I can hear the clock ticking.
“Open the door Miss Mirror.”
I can see the red door. I can hear the clock ticking. I can smell the peppermint.
“Open the door and tell me what you see.”
I turn the handle and I say, “I can see a big red butterfly. It is dancing in front of me. It is very beautiful.”
“What is happening now?” His voice sounds far away, as though I am dreaming.
“The door has shut behind me. Someone has put the butterfly into a jar and it is dying.”
I am sure he is stroking my hair. I can feel his fingers.
“What can you see now?”
“I can see you. You are taking a photograph of me to add to your collection. You want me on your wall.”
I am starting to feel unwell. I think I am going to be sick. I grip the side of the chair but I can’t open my eyes.
“What are you?’ he asks.
“I was trapped in a clock. I am inside a little girl.”
I try to open the red door and get out. I try to open my eyes.
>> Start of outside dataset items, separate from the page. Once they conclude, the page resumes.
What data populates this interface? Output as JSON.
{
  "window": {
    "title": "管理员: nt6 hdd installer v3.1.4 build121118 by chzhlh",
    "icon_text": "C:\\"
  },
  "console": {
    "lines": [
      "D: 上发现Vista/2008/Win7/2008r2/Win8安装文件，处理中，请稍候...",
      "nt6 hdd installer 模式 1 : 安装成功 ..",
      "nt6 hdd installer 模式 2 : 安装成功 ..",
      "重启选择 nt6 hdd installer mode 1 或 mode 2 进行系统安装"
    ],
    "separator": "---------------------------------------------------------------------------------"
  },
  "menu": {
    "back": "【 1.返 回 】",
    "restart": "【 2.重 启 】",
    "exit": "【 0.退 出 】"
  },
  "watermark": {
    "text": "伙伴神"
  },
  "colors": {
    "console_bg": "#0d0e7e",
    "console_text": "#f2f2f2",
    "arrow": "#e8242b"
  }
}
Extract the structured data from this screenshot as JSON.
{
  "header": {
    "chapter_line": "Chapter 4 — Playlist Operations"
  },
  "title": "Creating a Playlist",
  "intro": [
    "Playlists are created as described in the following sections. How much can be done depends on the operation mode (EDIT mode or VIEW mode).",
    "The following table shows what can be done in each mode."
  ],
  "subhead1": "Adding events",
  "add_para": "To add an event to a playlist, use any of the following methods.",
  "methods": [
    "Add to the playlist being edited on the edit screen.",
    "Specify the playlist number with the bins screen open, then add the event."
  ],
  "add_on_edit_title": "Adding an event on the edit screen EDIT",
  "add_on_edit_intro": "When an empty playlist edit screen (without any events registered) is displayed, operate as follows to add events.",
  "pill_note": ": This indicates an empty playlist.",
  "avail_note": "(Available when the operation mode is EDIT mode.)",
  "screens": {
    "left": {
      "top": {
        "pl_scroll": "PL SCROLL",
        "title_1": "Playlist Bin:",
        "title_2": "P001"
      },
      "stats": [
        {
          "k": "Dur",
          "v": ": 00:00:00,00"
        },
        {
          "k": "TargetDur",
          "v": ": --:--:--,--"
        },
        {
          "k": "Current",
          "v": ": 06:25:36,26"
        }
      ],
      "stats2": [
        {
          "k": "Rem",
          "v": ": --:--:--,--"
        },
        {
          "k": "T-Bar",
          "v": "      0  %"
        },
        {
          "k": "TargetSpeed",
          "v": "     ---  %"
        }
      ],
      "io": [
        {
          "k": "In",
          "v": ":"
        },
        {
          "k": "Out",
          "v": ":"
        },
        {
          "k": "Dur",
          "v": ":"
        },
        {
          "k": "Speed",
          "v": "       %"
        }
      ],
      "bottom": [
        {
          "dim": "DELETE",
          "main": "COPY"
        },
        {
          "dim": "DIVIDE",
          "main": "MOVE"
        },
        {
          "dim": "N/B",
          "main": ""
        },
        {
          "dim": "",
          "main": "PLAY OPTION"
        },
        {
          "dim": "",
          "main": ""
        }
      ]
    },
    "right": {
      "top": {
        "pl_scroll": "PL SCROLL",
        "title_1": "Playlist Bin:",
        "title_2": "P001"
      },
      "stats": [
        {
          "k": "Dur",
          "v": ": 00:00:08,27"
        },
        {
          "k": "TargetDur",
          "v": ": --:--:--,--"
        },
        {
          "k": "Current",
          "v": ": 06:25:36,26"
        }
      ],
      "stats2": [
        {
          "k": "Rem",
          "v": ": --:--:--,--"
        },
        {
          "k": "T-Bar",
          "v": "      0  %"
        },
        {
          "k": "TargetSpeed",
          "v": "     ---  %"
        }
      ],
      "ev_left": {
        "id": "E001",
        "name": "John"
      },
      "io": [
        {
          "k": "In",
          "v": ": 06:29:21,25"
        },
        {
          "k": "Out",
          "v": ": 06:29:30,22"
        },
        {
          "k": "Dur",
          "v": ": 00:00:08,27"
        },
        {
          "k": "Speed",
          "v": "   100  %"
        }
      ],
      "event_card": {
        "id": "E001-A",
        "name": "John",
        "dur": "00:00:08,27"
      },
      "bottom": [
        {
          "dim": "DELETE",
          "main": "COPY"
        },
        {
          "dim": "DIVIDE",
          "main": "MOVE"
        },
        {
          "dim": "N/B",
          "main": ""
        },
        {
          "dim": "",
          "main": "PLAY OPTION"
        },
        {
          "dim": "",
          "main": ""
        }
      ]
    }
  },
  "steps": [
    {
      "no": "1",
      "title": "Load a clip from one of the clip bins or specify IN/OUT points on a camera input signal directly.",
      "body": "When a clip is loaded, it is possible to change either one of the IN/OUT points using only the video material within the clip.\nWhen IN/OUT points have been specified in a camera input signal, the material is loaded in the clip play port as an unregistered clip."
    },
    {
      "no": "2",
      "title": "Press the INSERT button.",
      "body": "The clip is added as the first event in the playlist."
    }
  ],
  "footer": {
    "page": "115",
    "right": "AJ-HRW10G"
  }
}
I can feel someone picking me up and carrying me. I try to shout out but my mouth opens and nothing comes out.
I am placed inside some sort of wooden box. I think I am inside a carriage. I feel the wheels move and the sound of horse hooves. I think he has put me in a coffin.
I scream the word
Goliath
over and over and over. I can hear the windows smash. I can hear gunshots.
A bird is screeching in the air above us, following the carriage. It is Goliath. I know it is him.